Leitsatz (amtlich)

1. Ein Vermerk über die Rechtshängigkeit ist grundsätzlich nur eintragungsfähig, wenn Gegenstand des Rechtsstreits eine Grundbuchunrichtigkeit i.S.v. § 894 BGB ist, mit der Klage also eine Berichtigung des Grundbuchs oder Feststellung der Unrichtigkeit verlangt wird.

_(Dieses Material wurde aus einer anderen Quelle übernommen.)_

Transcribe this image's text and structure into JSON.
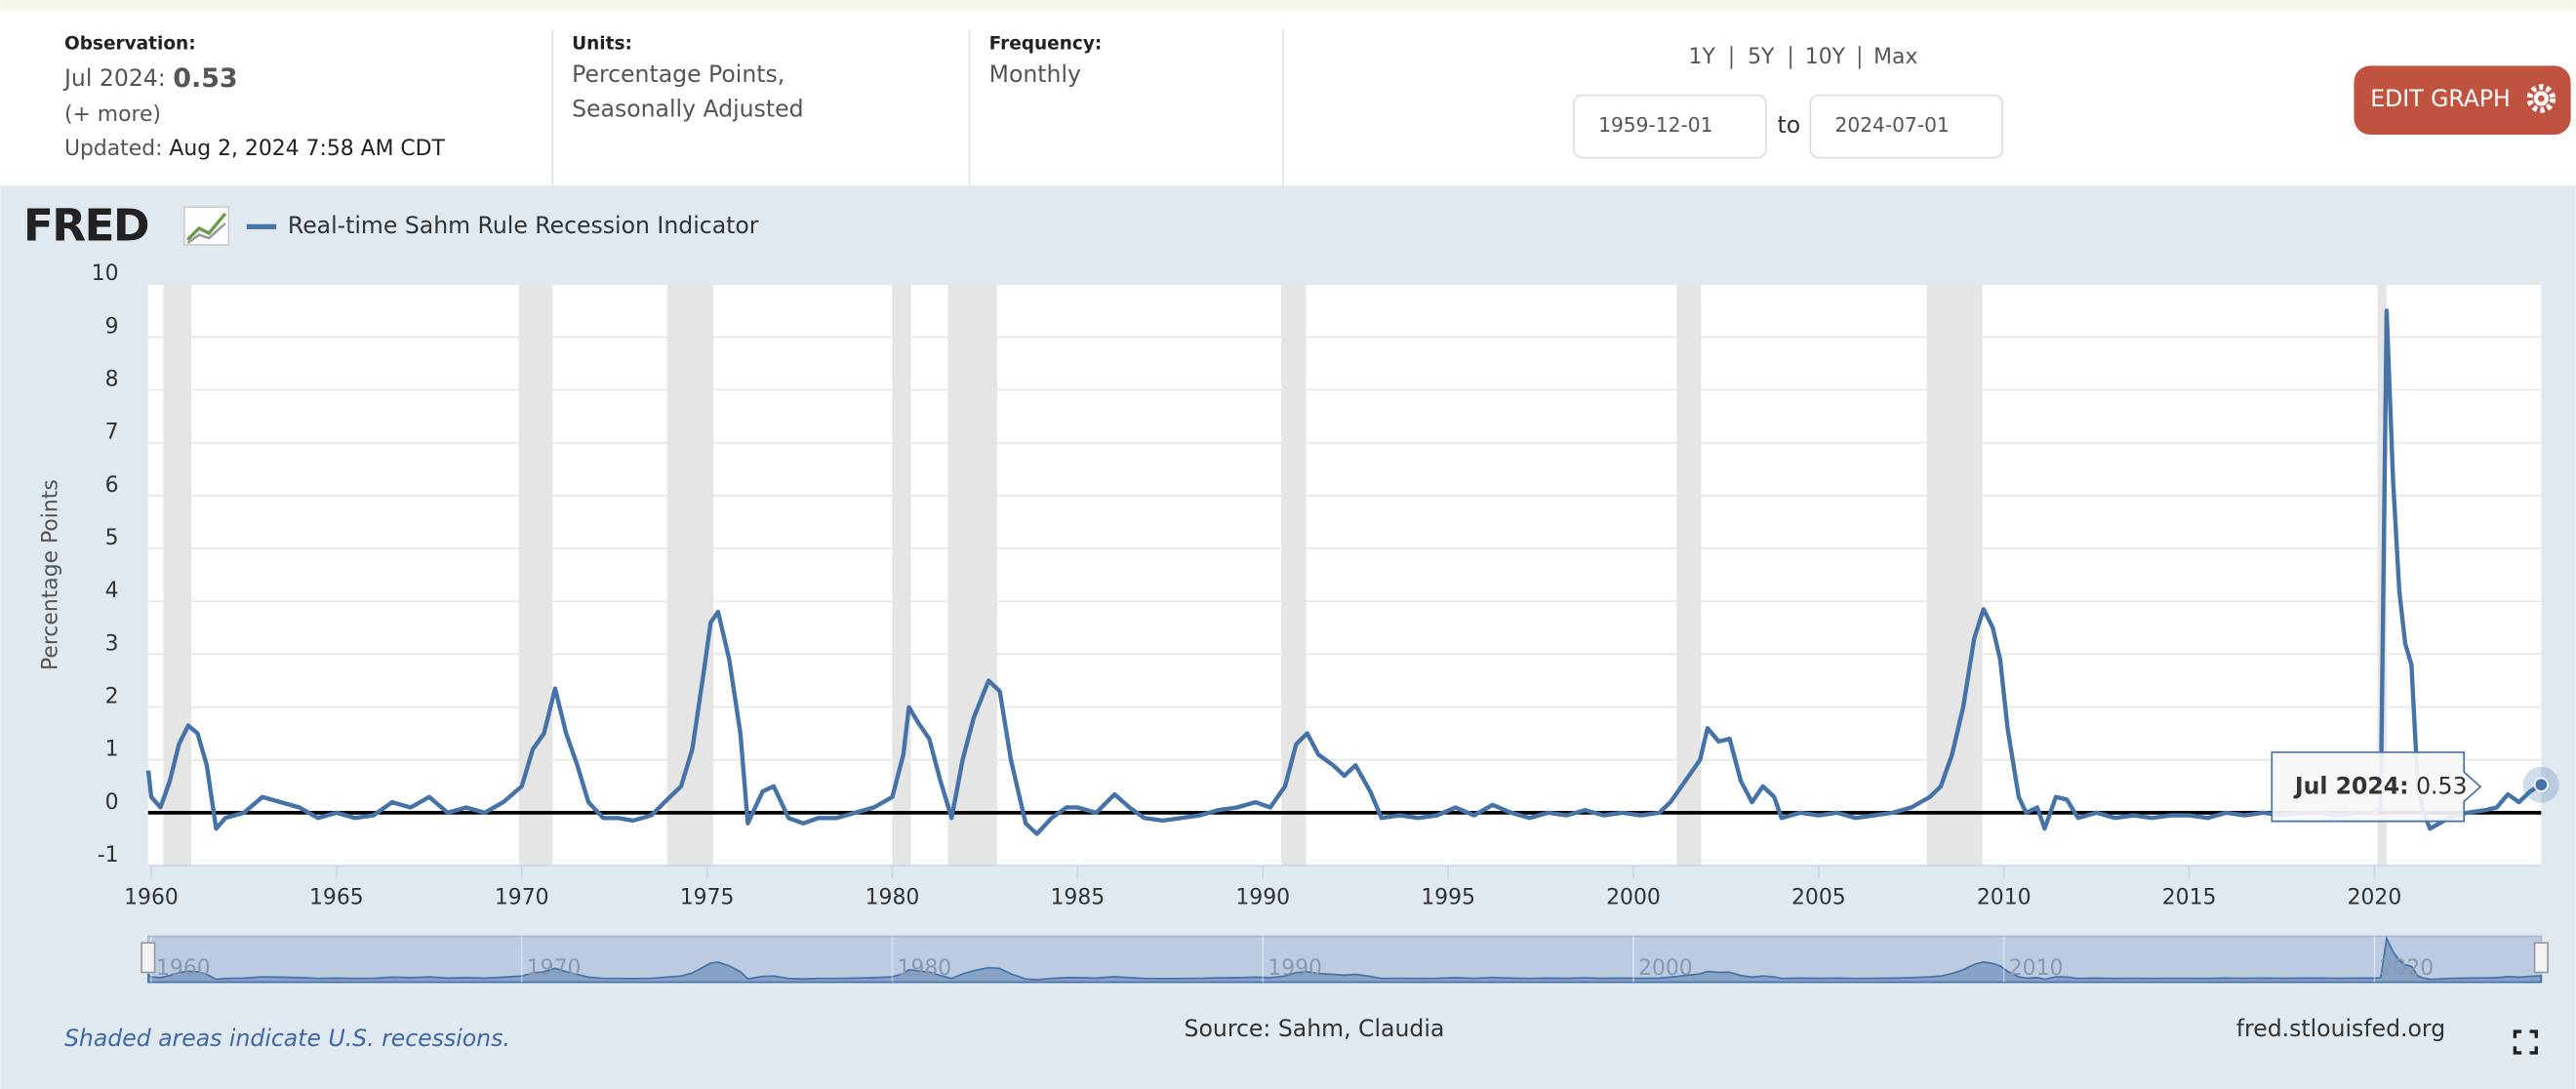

2. Ist die Eintragung des Rechtshängigkeitsvermerks durch einstweilige Verfügung gegen den Betroffenen angeordnet, hat das Grundbuchamt nicht zu prüfen, ob die einstweilige Verfügung rechtmäßig und tatsächlich eine Grundbuchunrichtigkeit gegeben ist.

 

Normenkette

ZPO § 325 Abs. 1-2; BGB § 892

 

Verfahrensgang

AG Berlin-Spandau (Aktenzeichen 42a KL 2997-21)

 

Tenor

Der angefochtene Beschluss wird aufgehoben. Das Grundbuchamt wird angewiesen, den Rechtshängigkeitsvermerk gemäß der einstweiligen Verfügung des LG Berlin - 84 O 73/12 - vom 26.7.2012 in das Grundbuch einzutragen.

 

Gründe

Die Beschwerde ist zulässig (§§ 71 ff. GBO) und begründet. Die Voraussetzungen für die mit Schreiben vom 31.7.2012 beantragte Eintragung des Rechtshängigkeitsvermerks liegen vor. Nach überwiegender Ansicht kann zum Ausschluss eines rechtskraftfreien gutgläubigen Erwerbs nach § 325 Abs. 2 ZPO (vgl. dazu BGH NJW-RR 2002, 516, 517) ein Rechtshängigkeitsvermerk jedenfalls dann im Grundbuch eingetragen werden, wenn die Eintragung - wie hier - mit einstweiliger Verfügung (§§ 935 ff. ZPO) gegen den Betroffenen angeordnet ist (vgl. OLG Köln, FGPrax 2012, 57; BayObLG, NJW-RR 2004, 1461; Palandt/Bassenge, BGB, 72. Aufl., § 899 Rz. 7; Zöller/Vollkommer, ZPO, 29. Aufl., § 325 Rz. 50; Demharter, GBO, 28. Aufl., Anh. § 13 Rz. 34; Schöner/Stöber, Grundbuchrecht, 15. Aufl., Rz. 353, 1652 ff. jew. m.w.N.). Die einstweilige Verfügung ist mit der eingereichten Ausfertigung des landgerichtlichen Beschlusses vom 26.7.2012 nachgewiesen, deren Seiten urkundlich verbunden sind. Einer Vollstreckungsklausel bedarf es gem. §§ 929 Abs. 1, 936 ZPO nicht. Die Vollziehungsfrist (§§ 929 Abs. 2, 936 ZPO) ist mit dem am 31.7.2012 eingegangenen Antrag gewahrt. Ein Nachweis über die Zustellung der einstweiligen Verfügung an die eingetragene Eigentümerin ist nicht erforderlich, §§ 929 Abs. 3 S. 1, 936 ZPO.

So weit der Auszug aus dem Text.